É por todos reconhecida a cada vez mais grave situação de crise económica e social. Com o galopante aumento do desemprego e da precariedade laboral, os baixos salários e pensões vigentes e a efectiva redução dos rendimentos dos trabalhadores, cada vez mais famílias se encontram em situação económica difícil.

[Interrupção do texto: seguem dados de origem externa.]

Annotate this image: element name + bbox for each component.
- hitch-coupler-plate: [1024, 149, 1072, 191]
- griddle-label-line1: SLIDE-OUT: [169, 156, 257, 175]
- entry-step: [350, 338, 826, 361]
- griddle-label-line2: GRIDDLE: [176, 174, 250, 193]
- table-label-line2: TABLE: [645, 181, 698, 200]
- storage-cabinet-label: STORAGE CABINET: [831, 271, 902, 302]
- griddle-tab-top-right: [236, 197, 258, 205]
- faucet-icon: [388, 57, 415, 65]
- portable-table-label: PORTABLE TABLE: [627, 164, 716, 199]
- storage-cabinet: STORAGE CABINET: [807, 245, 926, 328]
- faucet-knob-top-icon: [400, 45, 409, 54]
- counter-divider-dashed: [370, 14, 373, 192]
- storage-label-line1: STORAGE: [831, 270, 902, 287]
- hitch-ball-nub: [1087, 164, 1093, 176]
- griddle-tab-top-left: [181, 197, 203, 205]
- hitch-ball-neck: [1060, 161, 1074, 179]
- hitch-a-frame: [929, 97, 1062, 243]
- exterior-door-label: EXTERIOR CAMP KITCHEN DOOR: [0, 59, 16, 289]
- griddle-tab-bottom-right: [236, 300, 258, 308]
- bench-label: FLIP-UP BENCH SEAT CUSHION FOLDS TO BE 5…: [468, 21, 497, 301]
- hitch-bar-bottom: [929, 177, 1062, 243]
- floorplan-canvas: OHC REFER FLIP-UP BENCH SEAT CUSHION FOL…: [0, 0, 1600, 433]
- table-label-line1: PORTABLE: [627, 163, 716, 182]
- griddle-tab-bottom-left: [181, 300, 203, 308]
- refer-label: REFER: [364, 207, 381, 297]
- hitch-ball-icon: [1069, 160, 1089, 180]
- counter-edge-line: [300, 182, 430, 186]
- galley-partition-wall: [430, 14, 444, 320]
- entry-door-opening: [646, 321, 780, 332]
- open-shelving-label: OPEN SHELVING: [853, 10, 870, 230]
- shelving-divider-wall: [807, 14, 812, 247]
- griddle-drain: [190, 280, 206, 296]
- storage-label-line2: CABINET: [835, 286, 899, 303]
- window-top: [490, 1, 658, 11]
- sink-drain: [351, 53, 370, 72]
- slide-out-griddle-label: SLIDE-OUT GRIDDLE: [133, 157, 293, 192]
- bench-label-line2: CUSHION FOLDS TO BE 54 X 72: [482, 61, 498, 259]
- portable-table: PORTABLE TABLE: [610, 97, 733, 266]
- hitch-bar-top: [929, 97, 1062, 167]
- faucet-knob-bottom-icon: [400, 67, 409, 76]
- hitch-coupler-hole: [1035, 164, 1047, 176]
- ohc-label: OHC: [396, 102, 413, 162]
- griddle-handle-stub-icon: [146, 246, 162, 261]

Ao propor a esta Assembleia a manutenção das taxas tributárias do IMI em 0,7% e 0,35%, este Executivo camarário confirma uma vez mais que o seu enunciado teórico de preocupações sociais nada tem a ver com a sua prática diária: esta Câmara continua a não querer assumir a sua responsabilidade social, continua a não utilizar os meios ao seu dispor para apoiar os munícipes, continua a virar a cara às dificuldades das populações.
O BE vota, por isso, contra os valores propostos, defendendo antes a sua diminuição, a par das majorações da taxa de acordo com a legislação em vigor, para o triplo no caso dos edifícios devolutos há mais de um ano e dos edifícios em ruínas, e em 30% para os prédios degradados. Esta majoração, arrecadando receita, contribuiria também para a tão necessária reabilitação urbana.